It’s time for another episode of the FitFarmer podcast with co-hosts Shaun Haney and Gary Chambers!
The focus this time: cycling.
Through the pandemic, demand has been through the roof for items such as skis, snowboards, and golf clubs. Another one to add to the list: bicycles. Whether it be road bikes or mountain bikes, there has been an extreme amount of passion towards the sport over the last 14 months.
Chambers says this is likely in part because everyone has been forced away from their team sports, so now they are looking for the individualized sports they can do while being outside, and cycling falls into that category.
“I also think a big part of it is stress management. People want to be outdoors for a little longer part of the day, because the days have been long with COVID,” explains Chambers. “Cycling is a great low-impact activity that you can go for an hour long ride, or an hour and a half ride at your own pace. You’re not going to go for a walk or a jog for two hours, but it’s not hard to kill two hours on a bike. I think that’s a big part why people in general are out there.” (Story continues below interview)
Chambers originally got started cycling when he was taking his physical education degree in Edmonton, Alta., and he quickly realized that it was one of the more efficient ways to commute around the city.
Part of the process of being able to bike more than an hour at a time — and still being able to feel those sit bones by the end of it — is having a bike that fits you and your body type specifically.

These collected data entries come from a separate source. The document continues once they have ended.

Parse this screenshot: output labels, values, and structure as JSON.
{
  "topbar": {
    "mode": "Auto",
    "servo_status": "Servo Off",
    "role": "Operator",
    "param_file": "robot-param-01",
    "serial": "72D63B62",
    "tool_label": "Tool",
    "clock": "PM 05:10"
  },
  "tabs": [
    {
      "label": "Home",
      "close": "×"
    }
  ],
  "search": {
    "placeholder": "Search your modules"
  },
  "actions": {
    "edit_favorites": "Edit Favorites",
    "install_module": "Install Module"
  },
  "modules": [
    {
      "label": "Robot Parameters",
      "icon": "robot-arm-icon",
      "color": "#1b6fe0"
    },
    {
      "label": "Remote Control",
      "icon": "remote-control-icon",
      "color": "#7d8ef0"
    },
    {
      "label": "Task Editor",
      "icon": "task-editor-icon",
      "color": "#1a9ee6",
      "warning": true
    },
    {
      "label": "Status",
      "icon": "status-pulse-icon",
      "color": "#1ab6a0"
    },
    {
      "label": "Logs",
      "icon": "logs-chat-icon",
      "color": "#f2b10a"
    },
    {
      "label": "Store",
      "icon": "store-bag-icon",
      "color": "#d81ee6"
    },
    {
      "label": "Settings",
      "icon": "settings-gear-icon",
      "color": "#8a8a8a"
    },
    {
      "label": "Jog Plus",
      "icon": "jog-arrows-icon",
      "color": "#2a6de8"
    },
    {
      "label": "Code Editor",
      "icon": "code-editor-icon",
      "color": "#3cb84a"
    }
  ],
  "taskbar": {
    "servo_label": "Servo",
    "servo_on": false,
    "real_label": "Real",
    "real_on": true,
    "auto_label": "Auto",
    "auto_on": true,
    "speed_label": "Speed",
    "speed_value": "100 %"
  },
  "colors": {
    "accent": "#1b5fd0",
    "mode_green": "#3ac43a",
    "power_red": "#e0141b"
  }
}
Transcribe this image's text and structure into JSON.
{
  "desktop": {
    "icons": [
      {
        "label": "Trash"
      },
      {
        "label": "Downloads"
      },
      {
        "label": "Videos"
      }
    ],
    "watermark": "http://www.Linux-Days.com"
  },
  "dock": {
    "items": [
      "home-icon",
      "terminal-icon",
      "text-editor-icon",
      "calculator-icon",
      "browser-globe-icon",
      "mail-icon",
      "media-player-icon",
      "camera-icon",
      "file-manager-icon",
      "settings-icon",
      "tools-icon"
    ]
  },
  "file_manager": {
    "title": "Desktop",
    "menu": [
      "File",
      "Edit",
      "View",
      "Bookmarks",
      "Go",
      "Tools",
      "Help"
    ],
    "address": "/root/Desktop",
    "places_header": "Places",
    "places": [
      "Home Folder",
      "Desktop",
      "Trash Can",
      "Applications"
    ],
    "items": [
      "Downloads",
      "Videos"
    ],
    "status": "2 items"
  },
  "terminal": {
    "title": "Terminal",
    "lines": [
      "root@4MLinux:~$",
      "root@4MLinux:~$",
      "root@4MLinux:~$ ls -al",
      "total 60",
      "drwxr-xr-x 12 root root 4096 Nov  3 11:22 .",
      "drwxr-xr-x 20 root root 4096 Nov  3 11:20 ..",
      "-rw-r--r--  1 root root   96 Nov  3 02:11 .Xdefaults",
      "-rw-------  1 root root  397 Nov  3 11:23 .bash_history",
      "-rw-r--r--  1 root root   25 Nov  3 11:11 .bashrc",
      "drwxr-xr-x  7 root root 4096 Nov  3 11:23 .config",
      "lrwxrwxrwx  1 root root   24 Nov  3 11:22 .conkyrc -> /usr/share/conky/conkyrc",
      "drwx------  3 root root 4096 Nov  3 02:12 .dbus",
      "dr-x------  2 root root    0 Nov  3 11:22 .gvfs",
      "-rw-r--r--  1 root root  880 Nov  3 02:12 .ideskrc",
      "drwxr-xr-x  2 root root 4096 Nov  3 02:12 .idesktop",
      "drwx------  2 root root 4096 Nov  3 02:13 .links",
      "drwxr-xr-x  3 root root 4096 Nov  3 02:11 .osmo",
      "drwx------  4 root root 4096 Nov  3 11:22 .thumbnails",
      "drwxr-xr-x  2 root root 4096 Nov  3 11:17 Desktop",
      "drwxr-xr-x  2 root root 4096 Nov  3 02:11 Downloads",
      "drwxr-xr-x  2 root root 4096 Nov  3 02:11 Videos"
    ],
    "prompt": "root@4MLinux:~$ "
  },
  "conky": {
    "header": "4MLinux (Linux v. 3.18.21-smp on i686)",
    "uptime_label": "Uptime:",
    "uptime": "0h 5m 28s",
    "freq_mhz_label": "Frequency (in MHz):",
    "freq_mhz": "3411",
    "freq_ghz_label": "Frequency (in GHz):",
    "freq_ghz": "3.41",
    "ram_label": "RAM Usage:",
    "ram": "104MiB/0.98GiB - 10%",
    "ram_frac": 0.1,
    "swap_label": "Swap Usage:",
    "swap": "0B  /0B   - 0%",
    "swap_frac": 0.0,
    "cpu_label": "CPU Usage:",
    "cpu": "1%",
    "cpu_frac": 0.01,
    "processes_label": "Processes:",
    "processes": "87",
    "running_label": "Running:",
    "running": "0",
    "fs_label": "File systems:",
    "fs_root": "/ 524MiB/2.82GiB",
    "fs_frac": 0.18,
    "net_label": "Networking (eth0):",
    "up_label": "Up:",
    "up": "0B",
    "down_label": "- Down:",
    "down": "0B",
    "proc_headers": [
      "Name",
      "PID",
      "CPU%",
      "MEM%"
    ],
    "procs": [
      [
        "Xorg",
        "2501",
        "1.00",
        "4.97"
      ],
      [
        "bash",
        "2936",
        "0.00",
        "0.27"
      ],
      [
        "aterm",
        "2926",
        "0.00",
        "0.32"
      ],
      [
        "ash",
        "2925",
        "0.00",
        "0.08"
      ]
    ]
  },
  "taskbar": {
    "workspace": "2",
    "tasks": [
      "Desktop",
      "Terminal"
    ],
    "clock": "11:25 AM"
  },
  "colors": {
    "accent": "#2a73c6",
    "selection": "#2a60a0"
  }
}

“I think sometimes people just jump on the bike and pedal, and I see it all the time,” Chambers says. “I think a lot of people put pressure on their sit bones because their saddles are either too low, or they’ve got too much weight back on the bikes. So getting a bike fit at whatever shop you buy it at, is actually pretty important to your own comfort.”
One of the main questions that people have when considering getting into cycling is what kind of bike to buy. If you’ve stepped into a bike shop before, you know there are many different makes and models. Chambers says the key is to know what kind of biking you are going to be doing.
“I find there is really an overemphasis on ‘special’ bikes, or bikes that are unique for every type of terrain,” he says. “But the reality is where you are riding. For a lot of people, you are riding on bike trails — maybe a little bit of dirt, or hard packed — if that’s where the bulk of your riding is on, you want to focus on potentially a mountain bike, which can be versatile for all of it. Or, you might be on a bit of a hybrid bike that will give you a little bit of an upright body position, and allows you to be a little more comfortable.”
While you’re considering getting into biking, don’t forget to try to support your local bike shop — even if it means taking that Canadian Tire/Costco/Wal-Mart bike in for a tune-up once in awhile. That expert help can really make your biking experience change for the better.